Fish grown in a dish could be on supermarket shelves in five years

A fish supper once depended on the boat coming in – but seafood grown in a dish could be on supermarket shelves within five years after a Birds Eye deal.

The west London-based frozen food giant Nomad Foods, which owns the Birds Eye brand, is to work with a Californian company to bring the factory-grown fish to shops.

San Diego-based BlueNalu creates seafood from fish cells, in a method involving adding them to a nutrient solution and growing them under controlled conditions, before they are shaped into seafood portions.

Europeans consume large amounts of seafood and EU citizens currently eat more than three times as much as the continent produces from its own fishing industry.

There are concerns about the sustainability of fish stocks, with scientists warning that overfishing and pollution threaten the health of the oceans.

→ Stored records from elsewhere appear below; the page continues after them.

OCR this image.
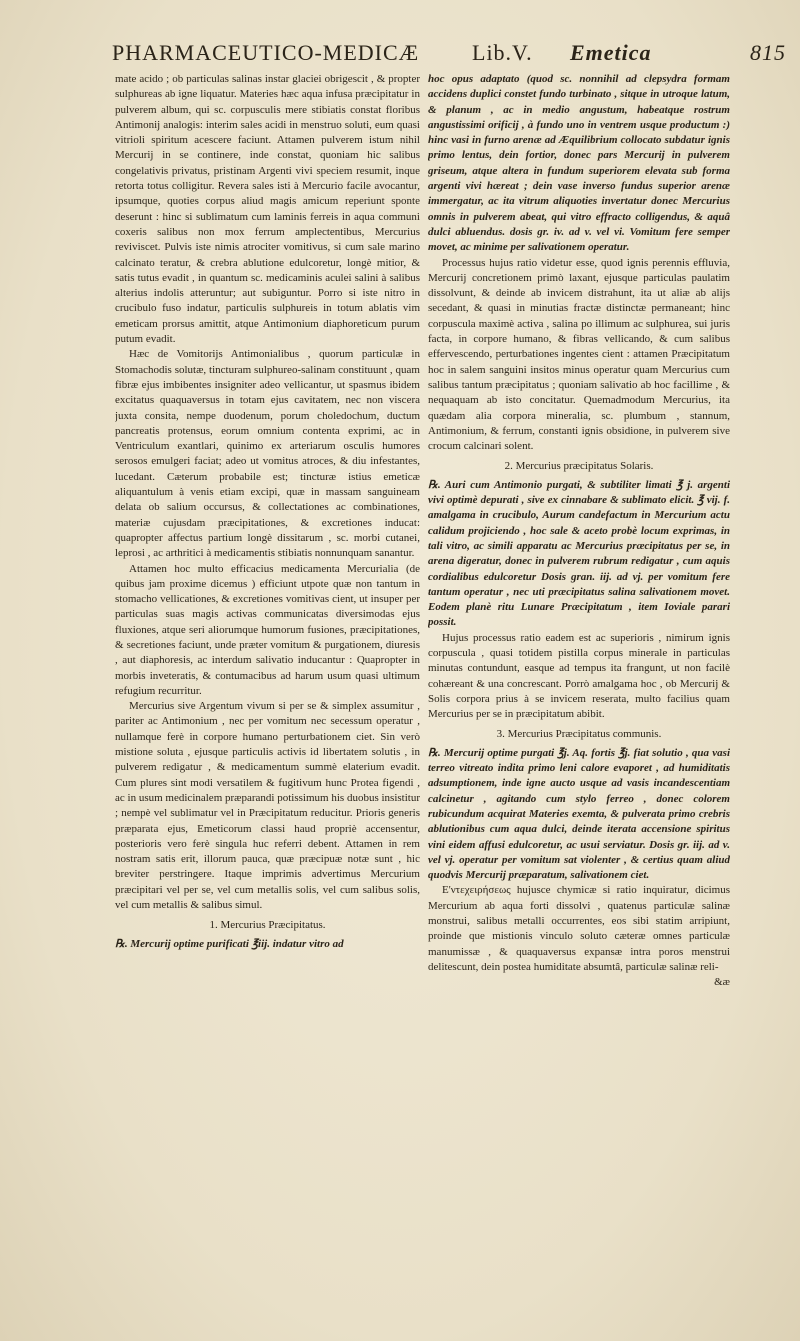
PHARMACEUTICO-MEDICÆ Lib.V. Emetica	815

mate acido ; ob particulas salinas instar glaciei obrigescit , & propter sulphureas ab igne liquatur. Materies hæc aqua infusa præcipitatur in pulverem album, qui sc. corpusculis mere stibiatis constat floribus Antimonij analogis: interim sales acidi in menstruo soluti, eum quasi vitrioli spiritum acescere faciunt. Attamen pulverem istum nihil Mercurij in se continere, inde constat, quoniam hic salibus congelativis privatus, pristinam Argenti vivi speciem resumit, inque retorta totus colligitur. Revera sales isti à Mercurio facile avocantur, ipsumque, quoties corpus aliud magis amicum reperiunt sponte deserunt : hinc si sublimatum cum laminis ferreis in aqua communi coxeris salibus non mox ferrum amplectentibus, Mercurius reviviscet. Pulvis iste nimis atrociter vomitivus, si cum sale marino calcinato teratur, & crebra ablutione edulcoretur, longè mitior, & satis tutus evadit , in quantum sc. medicaminis aculei salini à salibus alterius indolis atteruntur; aut subiguntur. Porro si iste nitro in crucibulo fuso indatur, particulis sulphureis in totum ablatis vim emeticam prorsus amittit, atque Antimonium diaphoreticum purum putum evadit.

Hæc de Vomitorijs Antimonialibus , quorum particulæ in Stomachodis solutæ, tincturam sulphureo-salinam constituunt , quam fibræ ejus imbibentes insigniter adeo vellicantur, ut spasmus ibidem excitatus quaquaversus in totam ejus cavitatem, nec non viscera juxta consita, nempe duodenum, porum choledochum, ductum pancreatis protensus, eorum omnium contenta exprimi, ac in Ventriculum exantlari, quinimo ex arteriarum osculis humores serosos emulgeri faciat; adeo ut vomitus atroces, & diu infestantes, lucedant. Cæterum probabile est; tincturæ istius emeticæ aliquantulum à venis etiam excipi, quæ in massam sanguineam delata ob salium occursus, & collectationes ac combinationes, materiæ cujusdam præcipitationes, & excretiones inducat: quapropter affectus partium longè dissitarum , sc. morbi cutanei, leprosi , ac arthritici à medicamentis stibiatis nonnunquam sanantur.

Attamen hoc multo efficacius medicamenta Mercurialia (de quibus jam proxime dicemus ) efficiunt utpote quæ non tantum in stomacho vellicationes, & excretiones vomitivas cient, ut insuper per particulas suas magis activas communicatas diversimodas ejus fluxiones, atque seri aliorumque humorum fusiones, præcipitationes, & secretiones faciunt, unde præter vomitum & purgationem, diuresis , aut diaphoresis, ac interdum salivatio inducantur : Quapropter in morbis inveteratis, & contumacibus ad harum usum quasi ultimum refugium recurritur.

Mercurius sive Argentum vivum si per se & simplex assumitur , pariter ac Antimonium , nec per vomitum nec secessum operatur , nullamque ferè in corpore humano perturbationem ciet. Sin verò mistione soluta , ejusque particulis activis id libertatem solutis , in pulverem redigatur , & medicamentum summè elaterium evadit. Cum plures sint modi versatilem & fugitivum hunc Protea figendi , ac in usum medicinalem præparandi potissimum his duobus insistitur ; nempè vel sublimatur vel in Præcipitatum reducitur. Prioris generis præparata ejus, Emeticorum classi haud propriè accensentur, posterioris vero ferè singula huc referri debent. Attamen in rem nostram satis erit, illorum pauca, quæ præcipuæ notæ sunt , hic breviter perstringere. Itaque imprimis advertimus Mercurium præcipitari vel per se, vel cum metallis solis, vel cum salibus solis, vel cum metallis & salibus simul.

1. Mercurius Præcipitatus.

℞. Mercurij optime purificati ℥iij. indatur vitro ad

hoc opus adaptato (quod sc. nonnihil ad clepsydra formam accidens duplici constet fundo turbinato , sitque in utroque latum, & planum , ac in medio angustum, habeatque rostrum angustissimi orificij , à fundo uno in ventrem usque productum :) hinc vasi in furno arenæ ad Æquilibrium collocato subdatur ignis primo lentus, dein fortior, donec pars Mercurij in pulverem griseum, atque altera in fundum superiorem elevata sub forma argenti vivi hæreat ; dein vase inverso fundus superior arenæ immergatur, ac ita vitrum aliquoties invertatur donec Mercurius omnis in pulverem abeat, qui vitro effracto colligendus, & aquâ dulci abluendus. dosis gr. iv. ad v. vel vi. Vomitum fere semper movet, ac minime per salivationem operatur.

Processus hujus ratio videtur esse, quod ignis perennis effluvia, Mercurij concretionem primò laxant, ejusque particulas paulatim dissolvunt, & deinde ab invicem distrahunt, ita ut aliæ ab alijs secedant, & quasi in minutias fractæ distinctæ permaneant; hinc corpuscula maximè activa , salina po illimum ac sulphurea, sui juris facta, in corpore humano, & fibras vellicando, & cum salibus effervescendo, perturbationes ingentes cient : attamen Præcipitatum hoc in salem sanguini insitos minus operatur quam Mercurius cum salibus tantum præcipitatus ; quoniam salivatio ab hoc facillime , & nequaquam ab isto concitatur. Quemadmodum Mercurius, ita quædam alia corpora mineralia, sc. plumbum , stannum, Antimonium, & ferrum, constanti ignis obsidione, in pulverem sive crocum calcinari solent.

2. Mercurius præcipitatus Solaris.

℞. Auri cum Antimonio purgati, & subtiliter limati ℥ j. argenti vivi optimè depurati , sive ex cinnabare & sublimato elicit. ℥ vij. f. amalgama in crucibulo, Aurum candefactum in Mercurium actu calidum projiciendo , hoc sale & aceto probè locum exprimas, in tali vitro, ac simili apparatu ac Mercurius præcipitatus per se, in arena digeratur, donec in pulverem rubrum redigatur , cum aquis cordialibus edulcoretur Dosis gran. iij. ad vj. per vomitum fere tantum operatur , nec uti præcipitatus salina salivationem movet. Eodem planè ritu Lunare Præcipitatum , item Ioviale parari possit.

Hujus processus ratio eadem est ac superioris , nimirum ignis corpuscula , quasi totidem pistilla corpus minerale in particulas minutas contundunt, easque ad tempus ita frangunt, ut non facilè cohæreant & una concrescant. Porrò amalgama hoc , ob Mercurij & Solis corpora prius à se invicem reserata, multo facilius quam Mercurius per se in præcipitatum abibit.

3. Mercurius Præcipitatus communis.

℞. Mercurij optime purgati ℥j. Aq. fortis ℥j. fiat solutio , qua vasi terreo vitreato indita primo leni calore evaporet , ad humiditatis adsumptionem, inde igne aucto usque ad vasis incandescentiam calcinetur , agitando cum stylo ferreo , donec colorem rubicundum acquirat Materies exemta, & pulverata primo crebris ablutionibus cum aqua dulci, deinde iterata accensione spiritus vini eidem affusi edulcoretur, ac usui serviatur. Dosis gr. iij. ad v. vel vj. operatur per vomitum sat violenter , & certius quam aliud quodvis Mercurij præparatum, salivationem ciet.

Ε'ντεχειρήσεως hujusce chymicæ si ratio inquiratur, dicimus Mercurium ab aqua forti dissolvi , quatenus particulæ salinæ monstrui, salibus metalli occurrentes, eos sibi statim arripiunt, proinde que mistionis vinculo soluto cæteræ omnes particulæ manumissæ , & quaquaversus expansæ intra poros menstrui delitescunt, dein postea humiditate absumtâ, particulæ salinæ reli-

&æ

‘Breakthrough technology in cell-cultured seafood’

Stéfan Descheemaeker, chief executive of Nomad Foods, said: “We are at the forefront of a generational shift towards healthier, more sustainable eating and are delighted to announce our collaboration with BlueNalu.

“Their breakthrough technology in cell-cultured seafood perfectly aligns with our purpose and will enable us to continue to introduce innovative and great tasting seafood products that are good for people, good for the planet and accessible to all.”

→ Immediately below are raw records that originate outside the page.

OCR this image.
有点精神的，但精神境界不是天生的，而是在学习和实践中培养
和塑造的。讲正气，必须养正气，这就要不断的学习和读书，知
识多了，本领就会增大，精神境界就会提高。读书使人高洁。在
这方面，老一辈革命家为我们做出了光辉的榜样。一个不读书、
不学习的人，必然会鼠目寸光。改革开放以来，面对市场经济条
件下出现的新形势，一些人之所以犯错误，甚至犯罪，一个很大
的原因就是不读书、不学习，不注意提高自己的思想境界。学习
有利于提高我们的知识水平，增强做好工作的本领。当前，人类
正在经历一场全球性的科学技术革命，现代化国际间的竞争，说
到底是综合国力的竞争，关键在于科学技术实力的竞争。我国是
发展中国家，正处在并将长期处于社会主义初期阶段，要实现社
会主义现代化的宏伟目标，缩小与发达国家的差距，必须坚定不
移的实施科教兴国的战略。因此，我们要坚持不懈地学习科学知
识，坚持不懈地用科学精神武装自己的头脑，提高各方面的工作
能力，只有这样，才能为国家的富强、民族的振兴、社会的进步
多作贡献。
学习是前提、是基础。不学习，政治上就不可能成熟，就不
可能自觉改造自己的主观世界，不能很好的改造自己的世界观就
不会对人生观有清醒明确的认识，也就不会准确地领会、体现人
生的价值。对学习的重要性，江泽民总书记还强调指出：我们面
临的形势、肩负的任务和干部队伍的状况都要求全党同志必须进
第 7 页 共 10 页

The two companies said they had not yet decided what type of fish would first appear on shelves but would be working together to develop a product.

BlueNalu has previously developed sashimi based on bluefin tuna muscle and fat cells and fillets made from mahi-mahi muscle cells.

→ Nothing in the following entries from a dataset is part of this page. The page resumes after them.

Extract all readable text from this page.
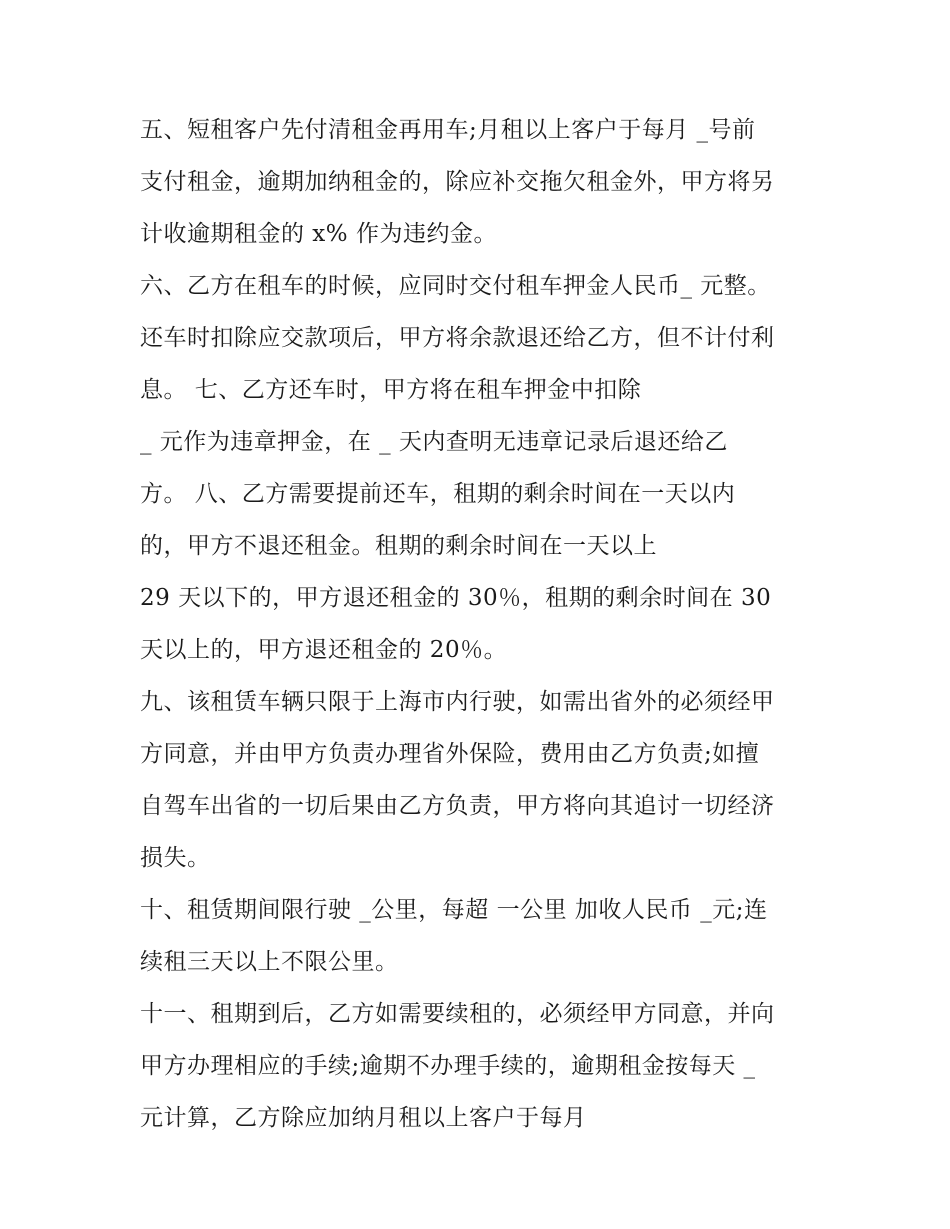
五、短租客户先付清租金再用车;月租以上客户于每月 _号前
支付租金，逾期加纳租金的，除应补交拖欠租金外，甲方将另
计收逾期租金的 x% 作为违约金。
六、乙方在租车的时候，应同时交付租车押金人民币_ 元整。
还车时扣除应交款项后，甲方将余款退还给乙方，但不计付利
息。 七、乙方还车时，甲方将在租车押金中扣除
_ 元作为违章押金，在 _ 天内查明无违章记录后退还给乙
方。 八、乙方需要提前还车，租期的剩余时间在一天以内
的，甲方不退还租金。租期的剩余时间在一天以上
29 天以下的，甲方退还租金的 30％，租期的剩余时间在 30
天以上的，甲方退还租金的 20％。
九、该租赁车辆只限于上海市内行驶，如需出省外的必须经甲
方同意，并由甲方负责办理省外保险，费用由乙方负责;如擅
自驾车出省的一切后果由乙方负责，甲方将向其追讨一切经济
损失。
十、租赁期间限行驶 _公里，每超 一公里 加收人民币 _元;连
续租三天以上不限公里。
十一、租期到后，乙方如需要续租的，必须经甲方同意，并向
甲方办理相应的手续;逾期不办理手续的，逾期租金按每天 _
元计算，乙方除应加纳月租以上客户于每月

It has previously said its first large-scale production facility was expected to open in three to five years.

The company is among a group of new high-tech “fake meat” producers trying to cater to consumers increasingly conscious of the environmental and ethical impact of their diets.

Other companies are working on products including imitation meat made from plant-based ingredients or grown in labs.

Last year Singapore-based company Eat Just became the first to sell lab-grown meat to the public after the Singapore Food Agency approved its chicken bites.

The fishing industry has recently come under scrutiny after the release of the Netflix documentary Seaspiracy, which criticised consumer labels promising sustainability and suggested that the solution is veganism, though some of its claims were later challenged.